Os conservadores estão particularmente indignados com a recente intervenção do Papa na Ordem de Malta e contra a ordem dos Franciscanos da Imaculada, organizações onde aconteceu de tudo e mais um pouco, de desmandos a desvios e corrupção. Adicionalmente, os cartazes são mais uma tentativa de tornar o cardeal Burke, não acidentalmente patrono da Ordem de Malta, numa “vítima”. Foram estes os motos dos cartazes contra o Papa no fim de semana em Roma que, sob a foto de um Francisco aparentemente mal humorado estampavam o texto (em parte escrito no dialeto Romanesco): “France, interditaste congregações, afastaste sacerdotes, decapitaste a Ordem de Malta e os franciscanos da Imaculada, ignoraste cardeais… mas onde está a tua misericórdia?”.

Pouco a pouco os “contra” vão deixando claro que os ataques à carta Amoris Latetitia do Papa, que abre a comunhão dos divorciados em segunda união, guarda pouca relação com o tema em si e sua preocupação com os casais e prende-se cada vez mais ao inconformismo com a perda do poder na hierarquia da Igreja, depois de 35 de hegemonia. Os conservadores deixam escapar aqui e ali que sua preocupação verdadeira é com as mudanças nos postos chave da Cúria romana e com a nomeação de cardeais e bispos que não rezam a cartilha rigorista. Temem que depois de Francisco venha outro Francisco.

Não deixa de ser irônico que eles, que governaram a Cúria e, dela, o catolicismo global com base em excomunhões, censuras, silêncios e terror, agora usem estas palavras para qualificar a primavera da Igreja. É a clássica estratégia da inversão, utilizada pelos autoritários e moralizadores ao longo da história, habilidade levada à culminância na ascensão do nazismo na Alemanha.

Os conservadores plantam um cisma na Igreja, mas acusam o Papa de “cismático”; recorrem a ameaças de toda ordem, mas dizem que Francisco é “autoritário”; defendem os poderosos, as guerras e os massacres contra os pobres mas afirmam que Bergoglio é “contra a vida”; acobertaram e defenderam os pedófilos na Igreja por décadas mas agora dizem que o Papa é “imoral” e “leniente” com eles; malbarataram os recursos financeiros da Igreja, tomando-os para si próprios, para “la dolce vita”, para financiar projetos megalomaníacos deles e seus apaniguados e agora afirmam que há “corrupção”. São monarquistas até a raiz do cabelo e agora apontam o dedo contra Francisco com a acusação de ele agir como um “soberano”, um “rei”.

Há um “lapso narrativo” no discurso conservador corrente, pois um de seus apelos sempre foi o da obediência canina ao Papa como um dogma, similar ao da “virgindade perpétua” de Maria.
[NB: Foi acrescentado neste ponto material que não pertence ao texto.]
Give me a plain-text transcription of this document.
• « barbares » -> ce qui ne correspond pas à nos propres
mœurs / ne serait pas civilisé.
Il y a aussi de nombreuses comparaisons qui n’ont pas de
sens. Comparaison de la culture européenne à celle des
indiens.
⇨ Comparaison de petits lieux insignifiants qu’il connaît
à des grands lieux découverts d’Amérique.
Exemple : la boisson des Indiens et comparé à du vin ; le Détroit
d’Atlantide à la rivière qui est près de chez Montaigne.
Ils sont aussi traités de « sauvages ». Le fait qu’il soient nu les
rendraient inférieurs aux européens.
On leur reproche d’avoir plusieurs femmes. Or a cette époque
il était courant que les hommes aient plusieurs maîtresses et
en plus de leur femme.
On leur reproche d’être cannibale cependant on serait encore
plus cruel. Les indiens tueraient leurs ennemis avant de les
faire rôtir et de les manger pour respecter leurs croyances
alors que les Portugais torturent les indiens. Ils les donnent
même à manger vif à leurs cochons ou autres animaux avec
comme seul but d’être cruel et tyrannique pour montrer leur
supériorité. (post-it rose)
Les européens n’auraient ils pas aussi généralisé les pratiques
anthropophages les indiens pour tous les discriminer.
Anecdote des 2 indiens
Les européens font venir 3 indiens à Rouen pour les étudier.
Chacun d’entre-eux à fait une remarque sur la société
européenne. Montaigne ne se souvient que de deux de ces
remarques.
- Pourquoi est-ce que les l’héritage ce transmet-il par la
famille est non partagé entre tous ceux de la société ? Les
Agora já se sabe que o dogma só é válido quando o bispo de Roma é um da turma.

Montagem fotográfica publicada em sites conservadores: o “herói” Trump a quem o “esquerdista” Francisco precisaria temer.

A digital dos conservadores ficou patente na reação à iniciativa difamatória do fim de semana contra o Papa. Roberto de Mattei, da Fundação Lepanto, ecoou o texto dos cartazes num artigo que encerrou assim: “’Misericórida, misericórdia, quanta violência se exerce em seu nome!’, poderiam repetir as vítimas do pontificado da misericórdia”. O título do blog A cegonha da Torre, no Infovaticana, foi na mesma linha: “A que o Papa armou se volta contra ele. Muitos cartazes críticos em Roma”. O tema de ambos não eram os refugiados ou os pobres: as “vítimas” são os poderosos da Ordem de Malta e dos grupos rigoristas.

Terão sucesso em sua campanha cujo objetivo, aclara-se a cada dia, é derrubar Francisco? Há visões distintas, de acordo com a posição do analista. Bispos e vaticanistas conservadores alardeiam que são majoritários entre os cardeais. Os que estão com Francisco tendem a menosprezar os “contra”, mas já reconhecem sua força crescente, como o fez recentemente o padre argentino Carlos María Galli, membro da Comissão Teológica Internacional. Ele afirmou que a os conservadores representam uma “oposição minoritária, porém crescente”, capaz de fazer “muito barulho” (aqui).

O fato é que os conservadores são poderosos, articulam-se com o poder econômico e político, têm uma vasta rede midiática e estão nervosos, agressivos, enraivecidos.